Researchers have produced 3D images of retinal tissue oxygen tension (tPO2) for the first time, in a rat model. Although an animal trial, the development can have future implications for patients with age-related macular degeneration (AMD).

Many retinal diseases that can lead to blindness, including AMD, involve inadequate retinal oxygenation, so techniques that allow clinicians to determine retinal oxygenation — in any form – are important in assessing the retinal physiology of patients. The researchers, led by Anthony E. Felder (pictured), PhD, a clinical assistant professor in bioengineering at the University of Illinois at Chicago, explained that 3D imaging of the retinal tissue oxygen tension is “a promising tool for detecting lateral spatial variation in retinal tissue oxygen tension in animal models of retinal diseases.”

Other methods for measuring retinal oxygenation exist including spectrophotometry, phosphorescence lifetime imaging, and photoacoustic ophthalmoscopy, “however, these techniques can only provide an indirect assessment retinal tissue oxygenation from measurements of vascular oxygen content,” the authors noted.

The gold-standard method of measuring is with oxygen-sensitive microelectrodes, which measure the retinal tPO2 through the retinal depth. Although oxygen-sensitive microelectrodes provide an accurate measurement, the process is invasive and offer a limited spatial assessment of tPO2. By obtaining 3D images, the researchers in the current study aimed to both overcome such spatial limitations and learn more about variations in tPO2.

In authors described their imaging system a slitlamp biomicroscope that was modified to accommodate a 535-nm laser, along with an optical chopper, rotational galvanometer with an attached mirror, high-pass filter with 650-nm cutoff, and “an intensified charge-coupled device (ICCD) camera.”

Nine rats were divided into 2 groups for the study: the normoxia group (n=6), which was ventilated mechanically with either 21%/30% fraction of inspired oxygen (FiO2), and the hypoxia group (n=3), which was ventilated mechanically with 10% FiO2. One rat in the normoxia group was also ventilated under hypoxia to allow comparison to the retinal tPO2.
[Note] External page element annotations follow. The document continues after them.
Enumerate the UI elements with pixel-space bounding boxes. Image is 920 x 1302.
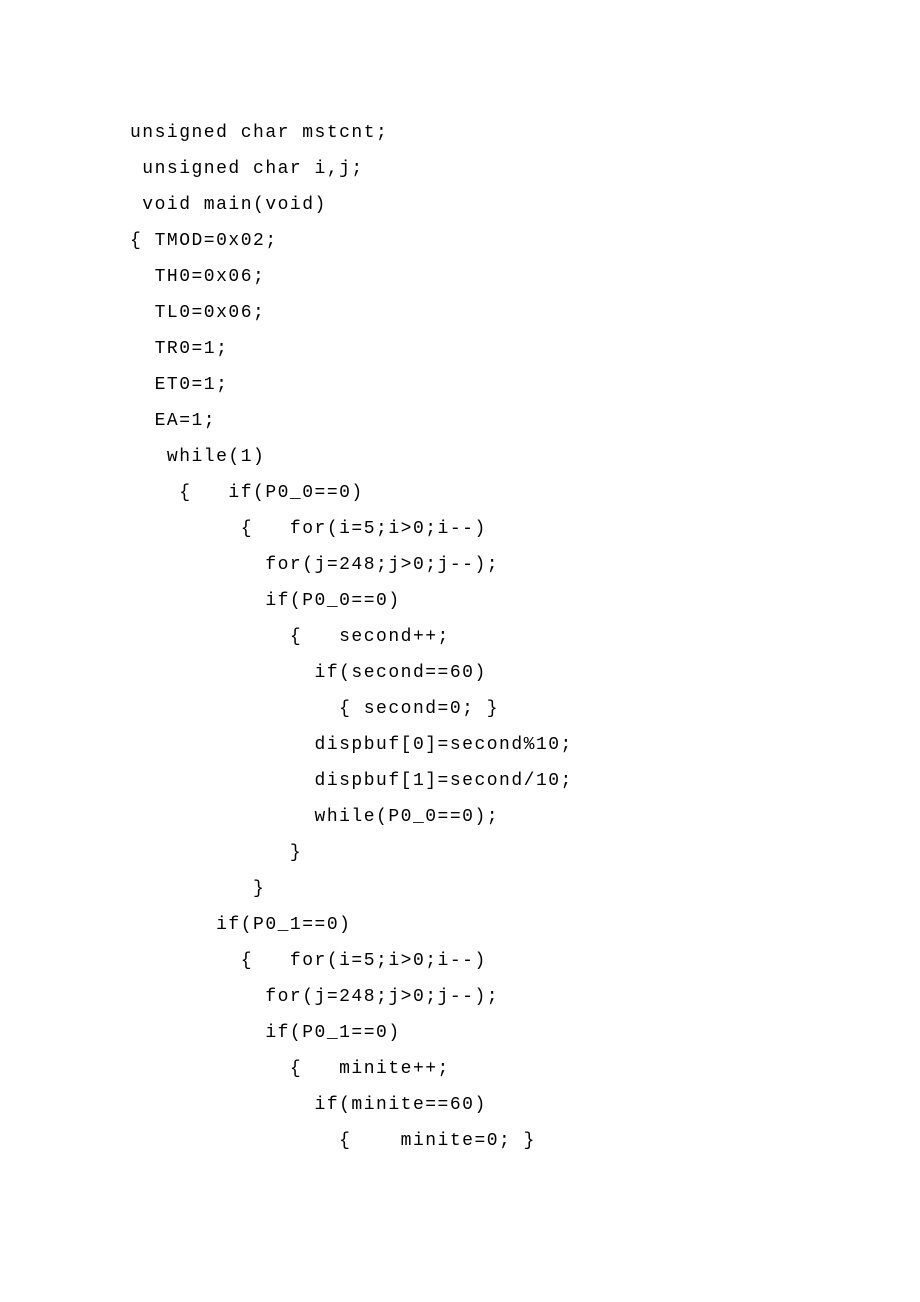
code-line: { second++;	[130, 619, 790, 655]
code-line: dispbuf[0]=second%10;	[130, 727, 790, 763]
code-line: TR0=1;	[130, 331, 790, 367]
code-line: }	[130, 835, 790, 871]
code-line: while(1)	[130, 439, 790, 475]
code-line: while(P0_0==0);	[130, 799, 790, 835]
code-line: if(second==60)	[130, 655, 790, 691]
code-line: { if(P0_0==0)	[130, 475, 790, 511]
code-line: if(minite==60)	[130, 1087, 790, 1123]
code-line: TL0=0x06;	[130, 295, 790, 331]
code-line: if(P0_0==0)	[130, 583, 790, 619]
code-line: EA=1;	[130, 403, 790, 439]
code-line: unsigned char mstcnt;	[130, 115, 790, 151]
code-line: { second=0; }	[130, 691, 790, 727]
code-line: { minite++;	[130, 1051, 790, 1087]
code-line: { for(i=5;i>0;i--)	[130, 943, 790, 979]
code-line: }	[130, 871, 790, 907]
code-line: for(j=248;j>0;j--);	[130, 547, 790, 583]
code-line: { minite=0; }	[130, 1123, 790, 1159]
code-line: if(P0_1==0)	[130, 1015, 790, 1051]
code-line: { TMOD=0x02;	[130, 223, 790, 259]
code-line: ET0=1;	[130, 367, 790, 403]
code-document: unsigned char mstcnt; unsigned char i,j;…	[0, 0, 920, 1239]
code-line: void main(void)	[130, 187, 790, 223]
code-line: dispbuf[1]=second/10;	[130, 763, 790, 799]
code-line: for(j=248;j>0;j--);	[130, 979, 790, 1015]
code-line: if(P0_1==0)	[130, 907, 790, 943]
code-line: unsigned char i,j;	[130, 151, 790, 187]
code-line: TH0=0x06;	[130, 259, 790, 295]
code-line: { for(i=5;i>0;i--)	[130, 511, 790, 547]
“The laser line was horizontally scanned across the retina, and phosphorescence emission was selectively imaged at each location using the high-pass filter placed in front of the ICCD camera,” the authors wrote. They set incremental delays in order to obtain 6-10 scans at each retinal location. After obtaining scans from all of the rats, the data was compiled and the mean tPO2 (MtPO2) determined.
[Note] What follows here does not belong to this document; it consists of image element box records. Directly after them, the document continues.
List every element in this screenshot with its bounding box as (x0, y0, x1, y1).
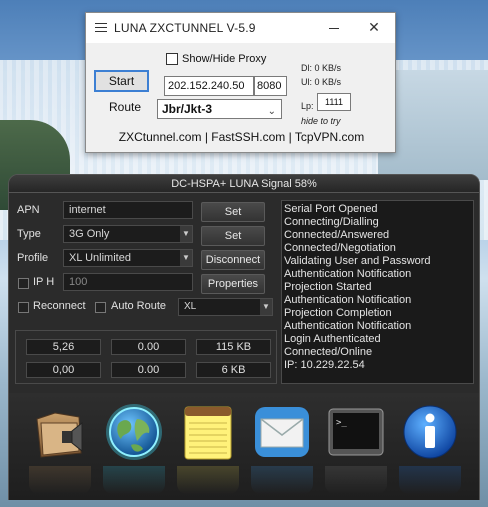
start-button[interactable]: Start (94, 70, 149, 92)
set-type-button[interactable]: Set (201, 226, 265, 246)
signal-header: DC-HSPA+ LUNA Signal 58% (9, 175, 479, 193)
terminal-icon[interactable]: >_ (325, 401, 387, 463)
close-button[interactable]: ✕ (363, 17, 385, 37)
log-line: Validating User and Password (284, 255, 431, 267)
ip-h-checkbox[interactable] (18, 278, 29, 289)
show-hide-proxy-label: Show/Hide Proxy (182, 53, 267, 65)
stat-r1c3: 115 KB (196, 339, 271, 355)
apn-label: APN (17, 204, 40, 216)
chevron-down-icon: ▼ (180, 226, 192, 242)
log-line: IP: 10.229.22.54 (284, 359, 365, 371)
connection-log[interactable]: Serial Port Opened Connecting/Dialling C… (281, 200, 474, 384)
notepad-icon[interactable] (177, 401, 239, 463)
minimize-button[interactable] (323, 19, 347, 37)
chevron-down-icon: ⌄ (267, 106, 276, 117)
hide-to-try-text: hide to try (301, 116, 341, 126)
proxy-port-input[interactable]: 8080 (254, 76, 287, 96)
auto-route-checkbox[interactable] (95, 302, 106, 313)
log-line: Authentication Notification (284, 294, 412, 306)
zxctunnel-window: LUNA ZXCTUNNEL V-5.9 ✕ Show/Hide Proxy S… (85, 12, 396, 153)
chevron-down-icon: ▼ (180, 250, 192, 266)
profile-label: Profile (17, 252, 49, 264)
menu-icon[interactable] (95, 23, 107, 33)
set-apn-button[interactable]: Set (201, 202, 265, 222)
reconnect-checkbox[interactable] (18, 302, 29, 313)
dock-reflection (177, 466, 239, 494)
footer-links[interactable]: ZXCtunnel.com | FastSSH.com | TcpVPN.com (86, 130, 397, 144)
dock-reflection (325, 466, 387, 494)
upload-speed: Ul: 0 KB/s (301, 77, 342, 87)
reconnect-label: Reconnect (33, 300, 86, 312)
stat-r2c2: 0.00 (111, 362, 186, 378)
download-speed: Dl: 0 KB/s (301, 63, 342, 73)
auto-route-select[interactable]: XL ▼ (178, 298, 273, 316)
route-value: Jbr/Jkt-3 (162, 102, 213, 116)
stat-r2c3: 6 KB (196, 362, 271, 378)
disconnect-button[interactable]: Disconnect (201, 250, 265, 270)
window-title: LUNA ZXCTUNNEL V-5.9 (114, 21, 256, 35)
log-line: Connected/Negotiation (284, 242, 396, 254)
type-value: 3G Only (69, 228, 110, 240)
info-icon[interactable] (399, 401, 461, 463)
apn-input[interactable]: internet (63, 201, 193, 219)
type-label: Type (17, 228, 41, 240)
dock-reflection (251, 466, 313, 494)
stat-r1c1: 5,26 (26, 339, 101, 355)
stat-r1c2: 0.00 (111, 339, 186, 355)
log-line: Connecting/Dialling (284, 216, 379, 228)
properties-button[interactable]: Properties (201, 274, 265, 294)
log-line: Connected/Answered (284, 229, 390, 241)
route-select[interactable]: Jbr/Jkt-3 ⌄ (157, 99, 282, 119)
speaker-folder-icon[interactable] (29, 401, 91, 463)
app-dock: >_ (9, 393, 479, 500)
log-line: Projection Completion (284, 307, 392, 319)
stat-r2c1: 0,00 (26, 362, 101, 378)
profile-value: XL Unlimited (69, 252, 131, 264)
title-bar: LUNA ZXCTUNNEL V-5.9 ✕ (86, 13, 395, 43)
chevron-down-icon: ▼ (260, 299, 272, 315)
svg-text:>_: >_ (336, 418, 347, 428)
auto-route-value: XL (184, 301, 197, 312)
dock-reflection (399, 466, 461, 494)
lp-label: Lp: (301, 101, 314, 111)
log-line: Login Authenticated (284, 333, 381, 345)
log-line: Connected/Online (284, 346, 373, 358)
profile-select[interactable]: XL Unlimited ▼ (63, 249, 193, 267)
show-hide-proxy-toggle[interactable]: Show/Hide Proxy (166, 53, 266, 65)
log-line: Serial Port Opened (284, 203, 378, 215)
dock-reflection (103, 466, 165, 494)
ip-h-input[interactable]: 100 (63, 273, 193, 291)
log-line: Authentication Notification (284, 268, 412, 280)
ip-h-label: IP H (33, 276, 55, 288)
modem-panel: DC-HSPA+ LUNA Signal 58% APN internet Se… (8, 174, 480, 500)
log-line: Projection Started (284, 281, 372, 293)
route-label: Route (109, 100, 142, 114)
lp-port-input[interactable]: 1111 (317, 93, 351, 111)
log-line: Authentication Notification (284, 320, 412, 332)
type-select[interactable]: 3G Only ▼ (63, 225, 193, 243)
globe-icon[interactable] (103, 401, 165, 463)
dock-reflection (29, 466, 91, 494)
auto-route-label: Auto Route (111, 300, 167, 312)
show-hide-proxy-checkbox[interactable] (166, 53, 178, 65)
traffic-stats: 5,26 0.00 115 KB 0,00 0.00 6 KB (15, 330, 277, 384)
mail-icon[interactable] (251, 401, 313, 463)
proxy-ip-input[interactable]: 202.152.240.50 (164, 76, 254, 96)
“At each retinal depth, MtPO2 was lower under hypoxia than under normoxia,” the researchers noted, adding that under both of the system’s conditions, the MtPO2 increased along with retinal depth, “indicating lower tPO2 in the inner retina and higher tPO2 toward the chorioretinal interface.” These were the expected results, but due to scatter of phosphorescence in the retinal tissue, they were unable to see retinal vessels.
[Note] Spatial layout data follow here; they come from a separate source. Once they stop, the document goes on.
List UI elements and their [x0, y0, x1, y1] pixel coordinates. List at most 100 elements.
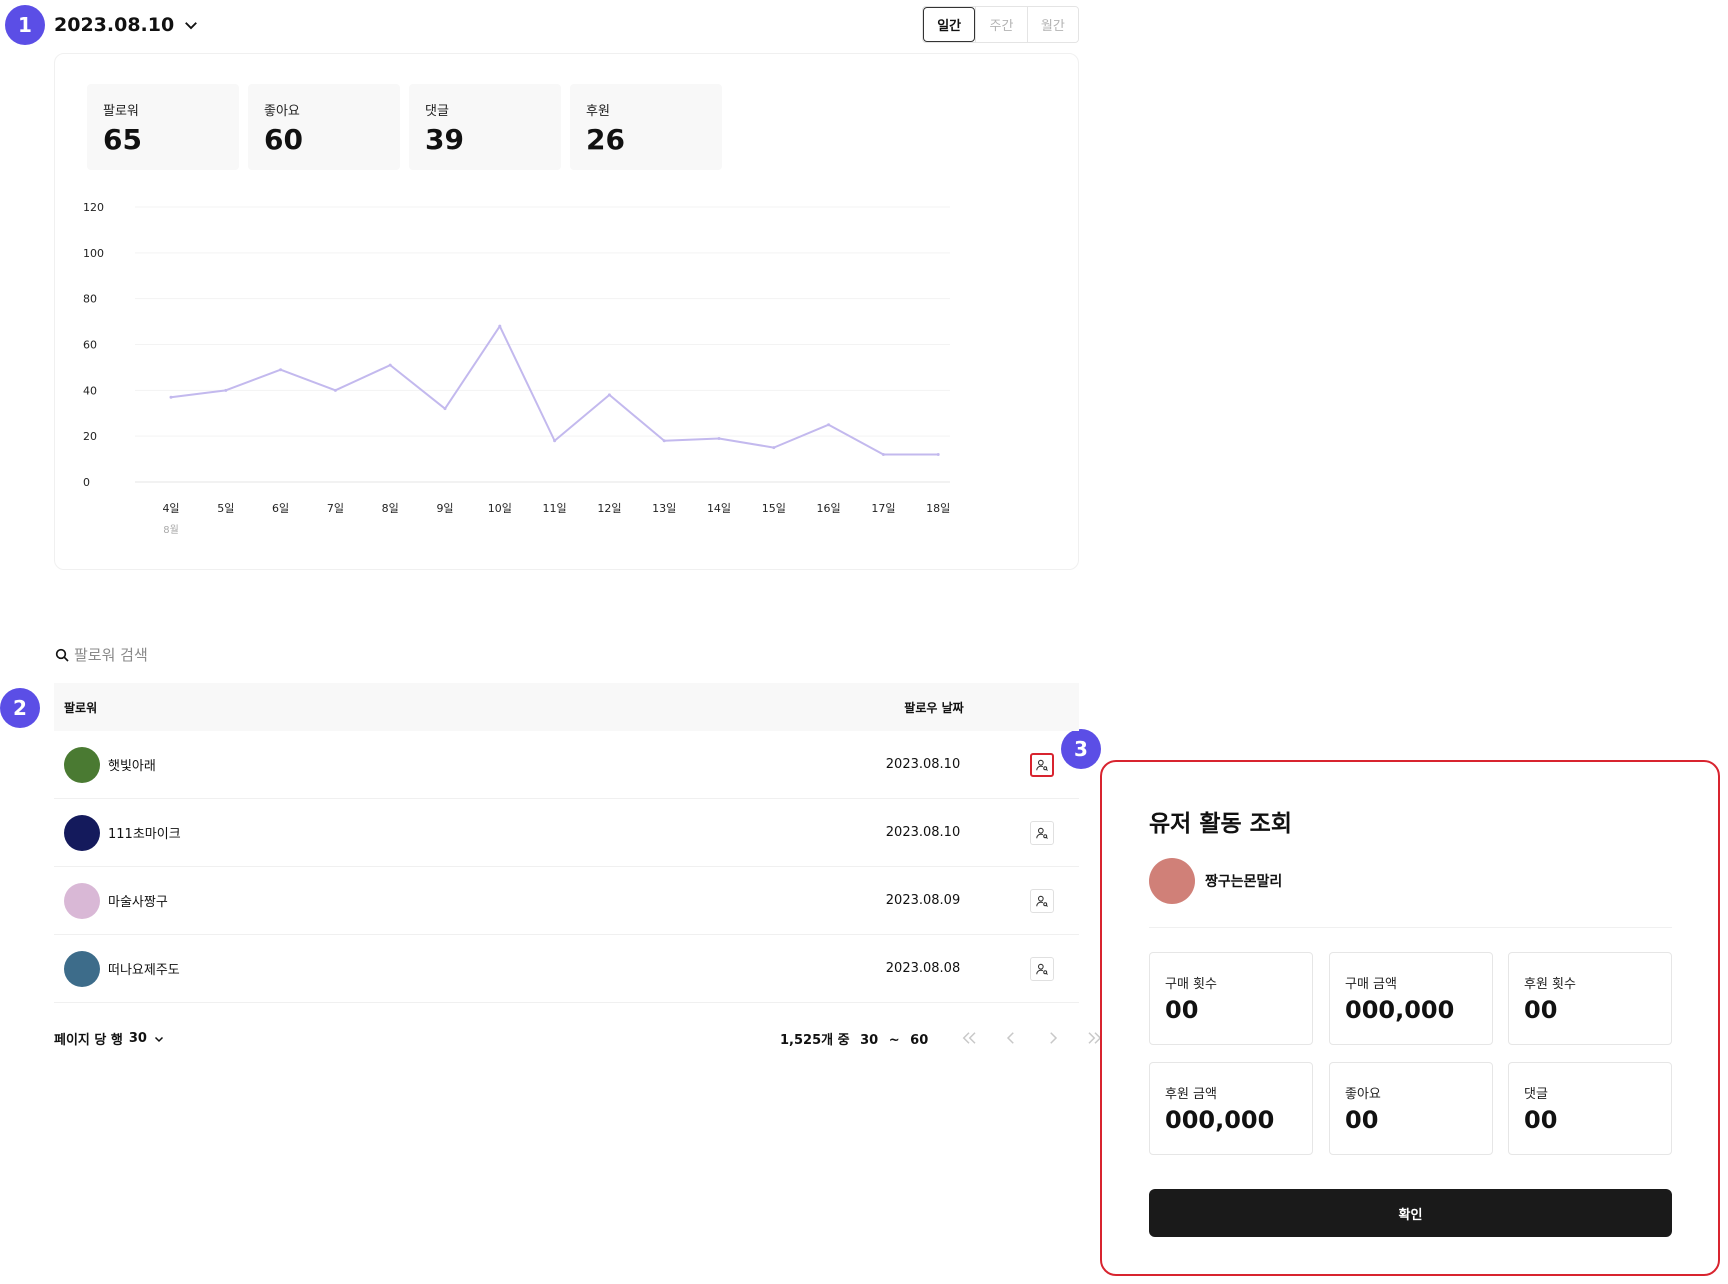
rows-per-page-value: 30 — [128, 1031, 147, 1046]
x-month-label: 8월 — [163, 524, 179, 536]
follower-name: 마술사짱구 — [108, 895, 168, 910]
data-point — [936, 453, 940, 456]
next-page-button[interactable] — [1032, 1026, 1074, 1050]
stat-label: 후원 횟수 — [1524, 977, 1576, 992]
stat-value: 00 — [1345, 1106, 1379, 1134]
data-point — [333, 388, 337, 392]
chevron-down-icon — [154, 1036, 163, 1042]
chevron-right-icon — [1050, 1032, 1058, 1044]
user-search-icon — [1036, 895, 1048, 907]
x-tick-label: 10일 — [488, 501, 512, 515]
avatar — [64, 746, 100, 783]
y-tick-label: 20 — [83, 430, 97, 443]
data-point — [224, 388, 228, 392]
stat-donation-count: 후원 횟수 00 — [1508, 952, 1672, 1045]
data-point — [443, 407, 447, 411]
stat-donation-amount: 후원 금액 000,000 — [1149, 1062, 1313, 1155]
x-tick-label: 4일 — [162, 501, 179, 515]
range-end: 60 — [910, 1032, 929, 1048]
y-tick-label: 40 — [83, 384, 97, 397]
search-icon — [55, 648, 69, 662]
view-user-activity-button[interactable] — [1030, 956, 1054, 981]
user-search-icon — [1036, 827, 1048, 839]
column-header-follower: 팔로워 — [64, 700, 98, 715]
user-search-icon — [1036, 963, 1048, 975]
follow-date: 2023.08.10 — [885, 825, 961, 840]
avatar — [64, 814, 100, 851]
follower-name: 햇빛아래 — [108, 759, 156, 774]
table-row: 111초마이크 2023.08.10 — [54, 799, 1079, 867]
tab-daily[interactable]: 일간 — [923, 7, 976, 42]
data-point — [772, 446, 776, 450]
table-row: 햇빛아래 2023.08.10 — [54, 731, 1079, 799]
follower-search — [54, 643, 354, 667]
follow-date: 2023.08.10 — [885, 757, 961, 772]
avatar — [1149, 858, 1195, 904]
stat-value: 00 — [1524, 1106, 1558, 1134]
stat-likes: 좋아요 00 — [1329, 1062, 1493, 1155]
view-user-activity-button[interactable] — [1030, 752, 1054, 777]
page-range: 1,525개 중 30 ~ 60 — [780, 1029, 928, 1048]
x-tick-label: 5일 — [217, 501, 234, 515]
follow-date: 2023.08.08 — [885, 961, 961, 976]
x-tick-label: 11일 — [543, 501, 567, 515]
tab-weekly[interactable]: 주간 — [975, 7, 1027, 42]
stat-label: 댓글 — [1524, 1087, 1548, 1102]
data-point — [498, 324, 502, 328]
x-tick-label: 15일 — [762, 501, 786, 515]
prev-page-button[interactable] — [990, 1026, 1032, 1050]
modal-user-name: 짱구는몬말리 — [1205, 874, 1283, 890]
x-tick-label: 18일 — [926, 501, 950, 515]
date-value: 2023.08.10 — [54, 14, 175, 36]
followers-table: 팔로워 팔로우 날짜 햇빛아래 2023.08.10 111초마이크 2023.08.… — [54, 683, 1079, 1003]
data-point — [662, 439, 666, 443]
view-user-activity-button[interactable] — [1030, 888, 1054, 913]
x-tick-label: 6일 — [272, 501, 289, 515]
stat-comments: 댓글 00 — [1508, 1062, 1672, 1155]
rows-per-page-label: 페이지 당 행 — [54, 1033, 123, 1048]
stat-label: 구매 금액 — [1345, 977, 1397, 992]
y-tick-label: 60 — [83, 339, 97, 352]
stat-label: 좋아요 — [1345, 1087, 1381, 1102]
data-point — [881, 453, 885, 456]
modal-title: 유저 활동 조회 — [1149, 811, 1292, 837]
y-tick-label: 120 — [83, 201, 104, 214]
data-point — [827, 423, 831, 427]
date-dropdown[interactable]: 2023.08.10 — [54, 10, 200, 40]
stat-label: 후원 금액 — [1165, 1087, 1217, 1102]
first-page-button[interactable] — [948, 1026, 990, 1050]
period-tabs: 일간 주간 월간 — [922, 6, 1079, 43]
data-point — [607, 393, 611, 397]
tab-monthly[interactable]: 월간 — [1026, 7, 1078, 42]
stat-value: 000,000 — [1345, 996, 1455, 1024]
y-tick-label: 80 — [83, 293, 97, 306]
y-tick-label: 0 — [83, 476, 90, 489]
chevron-down-icon — [185, 22, 198, 30]
rows-per-page[interactable]: 페이지 당 행 30 — [54, 1029, 165, 1048]
stat-label: 구매 횟수 — [1165, 977, 1217, 992]
chevron-left-icon — [1007, 1032, 1015, 1044]
follow-date: 2023.08.09 — [885, 893, 961, 908]
stat-value: 00 — [1524, 996, 1558, 1024]
stat-purchase-amount: 구매 금액 000,000 — [1329, 952, 1493, 1045]
stats-card: 팔로워 65 좋아요 60 댓글 39 후원 26 0 20 40 60 80 100 12… — [54, 53, 1079, 570]
range-separator: ~ — [888, 1032, 900, 1048]
column-header-follow-date: 팔로우 날짜 — [904, 700, 964, 715]
table-row: 떠나요제주도 2023.08.08 — [54, 935, 1079, 1003]
range-start: 30 — [860, 1032, 879, 1048]
step-marker-2: 2 — [0, 688, 40, 728]
data-point — [717, 436, 721, 440]
view-user-activity-button[interactable] — [1030, 820, 1054, 845]
follower-name: 떠나요제주도 — [108, 963, 180, 978]
x-tick-label: 12일 — [597, 501, 621, 515]
data-point — [169, 395, 173, 399]
x-tick-label: 8일 — [382, 501, 399, 515]
search-input[interactable] — [74, 646, 334, 664]
double-chevron-left-icon — [962, 1032, 976, 1044]
pagination: 1,525개 중 30 ~ 60 — [780, 1026, 1116, 1050]
confirm-button[interactable]: 확인 — [1149, 1189, 1672, 1237]
avatar — [64, 950, 100, 987]
x-tick-label: 17일 — [871, 501, 895, 515]
divider — [1149, 927, 1672, 928]
step-marker-1: 1 — [5, 5, 45, 45]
There were some limitations to this study. For example, the animals had to be light-adapted, intraretinal phosphorescence scattering could have reduced the depth resolution and therefore changed the tPO2 depth profiles, and eye motion that occurred during the imaging from respiration could have caused some blurring, among other limitations.

The full study can be found in the journal Current Eye Research.